Oh well, these things happen.

However, they want to come back next weekend and, amazingly, I agree. This time, I tell them to come the back way through the woods and only a two minute canoe ride from the island. I draw them a map, exquisite in detail.

They are due by dusk on Friday but dusk turns to night and no family on the shore. I paddle over and search the woods. No family. So I get back into the canoe and paddle along the shore listening for voices. Past the big rock, past stumpy bay, under the fallen tree and there they are. One quarter of a mile from where they were expected.

And at the end of the weekend when they say they would like to come back I explain that I am selling the cottage, goodbye forever.

Next comes the man who cooks. Always a welcome guest but sometimes aggravating. “Let me make breakfast,” he cries, “I can do marvels with eggs.” So you hand him a dozen.

“Excellent,” he says, “now we just need some smoked salmon and fresh basil. And where do you keep your truffle oil.”

“I keep it,” I reply with light irony, “in a gourmet shop three hours away in Toronto beside the smoked salmon and basil.” Then I hand him a tin of tuna, a handful of chives and some rendered bacon fat. He grumbles but sets to work and shortly we have something known as scrambled eggs. With tuna on the side.

Last, we have the man who comes late. The man who comes late was a surprise to me because I didn’t know his reputation and was at the marina at nine in the morning. Eager to meet him because he claimed expertise in carpentry and said he could put in a window.

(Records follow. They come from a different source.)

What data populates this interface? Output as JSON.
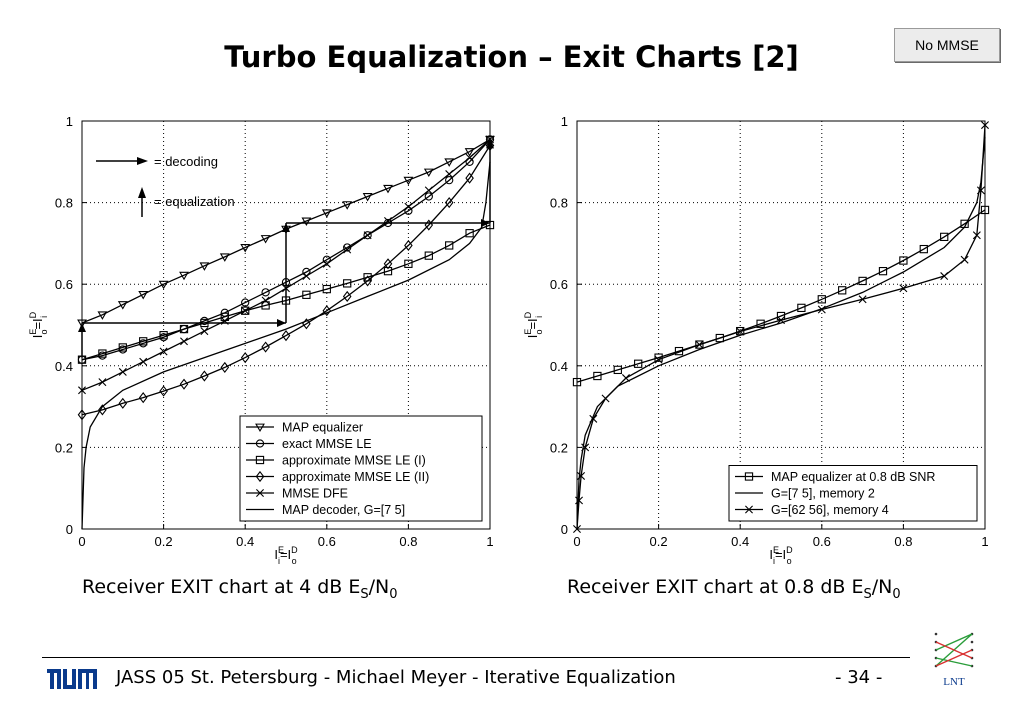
{
  "slide": {
    "title": "Turbo Equalization – Exit Charts [2]",
    "button_label": "No MMSE",
    "caption_left": {
      "prefix": "Receiver EXIT chart at 4 dB E",
      "sub1": "S",
      "mid": "/N",
      "sub2": "0"
    },
    "caption_right": {
      "prefix": "Receiver EXIT chart at 0.8 dB E",
      "sub1": "S",
      "mid": "/N",
      "sub2": "0"
    },
    "footer": "JASS 05 St. Petersburg  -  Michael Meyer  -  Iterative Equalization",
    "page": "- 34 -",
    "lnt_logo_text": "LNT"
  },
  "chart_data": [
    {
      "type": "line",
      "title": "",
      "xlabel": "I_i^E=I_o^D",
      "ylabel": "I_o^E=I_i^D",
      "xlim": [
        0,
        1
      ],
      "ylim": [
        0,
        1
      ],
      "xticks": [
        "0",
        "0.2",
        "0.4",
        "0.6",
        "0.8",
        "1"
      ],
      "yticks": [
        "0",
        "0.2",
        "0.4",
        "0.6",
        "0.8",
        "1"
      ],
      "grid": true,
      "legend_position": "bottom-right",
      "annotations": [
        "= decoding",
        "= equalization"
      ],
      "series": [
        {
          "name": "MAP equalizer",
          "marker": "triangle-down",
          "x": [
            0,
            0.05,
            0.1,
            0.15,
            0.2,
            0.25,
            0.3,
            0.35,
            0.4,
            0.45,
            0.5,
            0.55,
            0.6,
            0.65,
            0.7,
            0.75,
            0.8,
            0.85,
            0.9,
            0.95,
            1.0
          ],
          "y": [
            0.505,
            0.525,
            0.55,
            0.575,
            0.6,
            0.622,
            0.645,
            0.667,
            0.69,
            0.712,
            0.735,
            0.755,
            0.775,
            0.795,
            0.815,
            0.835,
            0.855,
            0.875,
            0.9,
            0.925,
            0.955
          ]
        },
        {
          "name": "exact MMSE LE",
          "marker": "circle",
          "x": [
            0,
            0.05,
            0.1,
            0.15,
            0.2,
            0.25,
            0.3,
            0.35,
            0.4,
            0.45,
            0.5,
            0.55,
            0.6,
            0.65,
            0.7,
            0.75,
            0.8,
            0.85,
            0.9,
            0.95,
            1.0
          ],
          "y": [
            0.415,
            0.425,
            0.44,
            0.455,
            0.47,
            0.49,
            0.51,
            0.53,
            0.555,
            0.58,
            0.605,
            0.63,
            0.66,
            0.69,
            0.72,
            0.75,
            0.78,
            0.815,
            0.855,
            0.9,
            0.955
          ]
        },
        {
          "name": "approximate MMSE LE (I)",
          "marker": "square",
          "x": [
            0,
            0.05,
            0.1,
            0.15,
            0.2,
            0.25,
            0.3,
            0.35,
            0.4,
            0.45,
            0.5,
            0.55,
            0.6,
            0.65,
            0.7,
            0.75,
            0.8,
            0.85,
            0.9,
            0.95,
            1.0
          ],
          "y": [
            0.415,
            0.43,
            0.445,
            0.46,
            0.475,
            0.49,
            0.505,
            0.52,
            0.535,
            0.548,
            0.56,
            0.574,
            0.588,
            0.602,
            0.617,
            0.632,
            0.65,
            0.67,
            0.695,
            0.725,
            0.745
          ]
        },
        {
          "name": "approximate MMSE LE (II)",
          "marker": "diamond",
          "x": [
            0,
            0.05,
            0.1,
            0.15,
            0.2,
            0.25,
            0.3,
            0.35,
            0.4,
            0.45,
            0.5,
            0.55,
            0.6,
            0.65,
            0.7,
            0.75,
            0.8,
            0.85,
            0.9,
            0.95,
            1.0
          ],
          "y": [
            0.28,
            0.292,
            0.308,
            0.322,
            0.338,
            0.355,
            0.375,
            0.396,
            0.42,
            0.446,
            0.474,
            0.503,
            0.535,
            0.57,
            0.608,
            0.65,
            0.695,
            0.745,
            0.8,
            0.86,
            0.94
          ]
        },
        {
          "name": "MMSE DFE",
          "marker": "x",
          "x": [
            0,
            0.05,
            0.1,
            0.15,
            0.2,
            0.25,
            0.3,
            0.35,
            0.4,
            0.45,
            0.5,
            0.55,
            0.6,
            0.65,
            0.7,
            0.75,
            0.8,
            0.85,
            0.9,
            0.95,
            1.0
          ],
          "y": [
            0.34,
            0.36,
            0.385,
            0.41,
            0.435,
            0.46,
            0.485,
            0.51,
            0.535,
            0.56,
            0.59,
            0.62,
            0.65,
            0.685,
            0.72,
            0.755,
            0.79,
            0.83,
            0.87,
            0.91,
            0.955
          ]
        },
        {
          "name": "MAP decoder, G=[7 5]",
          "marker": "none",
          "x": [
            0,
            0.005,
            0.01,
            0.02,
            0.05,
            0.1,
            0.2,
            0.3,
            0.4,
            0.5,
            0.6,
            0.7,
            0.8,
            0.9,
            0.95,
            0.98,
            0.99,
            1.0
          ],
          "y": [
            0.0,
            0.15,
            0.2,
            0.25,
            0.3,
            0.34,
            0.385,
            0.42,
            0.455,
            0.49,
            0.53,
            0.57,
            0.61,
            0.66,
            0.7,
            0.74,
            0.8,
            0.9
          ]
        }
      ],
      "decoding_trajectory": {
        "x": [
          0.0,
          0.0,
          0.5,
          0.5,
          1.0,
          1.0
        ],
        "y": [
          0.42,
          0.505,
          0.505,
          0.75,
          0.75,
          0.955
        ]
      }
    },
    {
      "type": "line",
      "title": "",
      "xlabel": "I_i^E=I_o^D",
      "ylabel": "I_o^E=I_i^D",
      "xlim": [
        0,
        1
      ],
      "ylim": [
        0,
        1
      ],
      "xticks": [
        "0",
        "0.2",
        "0.4",
        "0.6",
        "0.8",
        "1"
      ],
      "yticks": [
        "0",
        "0.2",
        "0.4",
        "0.6",
        "0.8",
        "1"
      ],
      "grid": true,
      "legend_position": "bottom-right",
      "series": [
        {
          "name": "MAP equalizer at 0.8 dB SNR",
          "marker": "square",
          "x": [
            0,
            0.05,
            0.1,
            0.15,
            0.2,
            0.25,
            0.3,
            0.35,
            0.4,
            0.45,
            0.5,
            0.55,
            0.6,
            0.65,
            0.7,
            0.75,
            0.8,
            0.85,
            0.9,
            0.95,
            1.0
          ],
          "y": [
            0.36,
            0.375,
            0.39,
            0.405,
            0.42,
            0.436,
            0.452,
            0.468,
            0.485,
            0.503,
            0.522,
            0.542,
            0.563,
            0.585,
            0.608,
            0.632,
            0.658,
            0.686,
            0.716,
            0.748,
            0.782
          ]
        },
        {
          "name": "G=[7 5], memory 2",
          "marker": "none",
          "x": [
            0,
            0.005,
            0.01,
            0.02,
            0.05,
            0.1,
            0.2,
            0.3,
            0.4,
            0.5,
            0.6,
            0.7,
            0.8,
            0.9,
            0.95,
            0.98,
            0.99,
            1.0
          ],
          "y": [
            0.0,
            0.12,
            0.17,
            0.23,
            0.3,
            0.35,
            0.4,
            0.44,
            0.475,
            0.505,
            0.54,
            0.58,
            0.63,
            0.69,
            0.74,
            0.8,
            0.85,
            0.96
          ]
        },
        {
          "name": "G=[62 56], memory 4",
          "marker": "x",
          "x": [
            0,
            0.005,
            0.01,
            0.02,
            0.04,
            0.07,
            0.12,
            0.2,
            0.3,
            0.4,
            0.5,
            0.6,
            0.7,
            0.8,
            0.9,
            0.95,
            0.98,
            0.99,
            1.0
          ],
          "y": [
            0.0,
            0.07,
            0.13,
            0.2,
            0.27,
            0.32,
            0.37,
            0.415,
            0.452,
            0.484,
            0.512,
            0.538,
            0.563,
            0.59,
            0.62,
            0.66,
            0.72,
            0.83,
            0.99
          ]
        }
      ]
    }
  ]
}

So I waited from nine to ten. Then I called his home. No answer. So I waited and waited some more.

At noon he rolled in. “You’re a bit late,” I said.”

He laughed. “Don’t you know I’m always late?” he said. “Everyone knows that.”

“Not me,” I mutter. Then he asks where the closest beer store is because he forgot to get some and putting in a window gives him a thirst. “It’s an hour away,” I tell him. “Drink mine.”

And so he does — 19 in all. And he puts the window in backwards. Which is not so surprising. “Nice place you got here,” he says when I drop him at the marina the next day. “I’d like to come back.”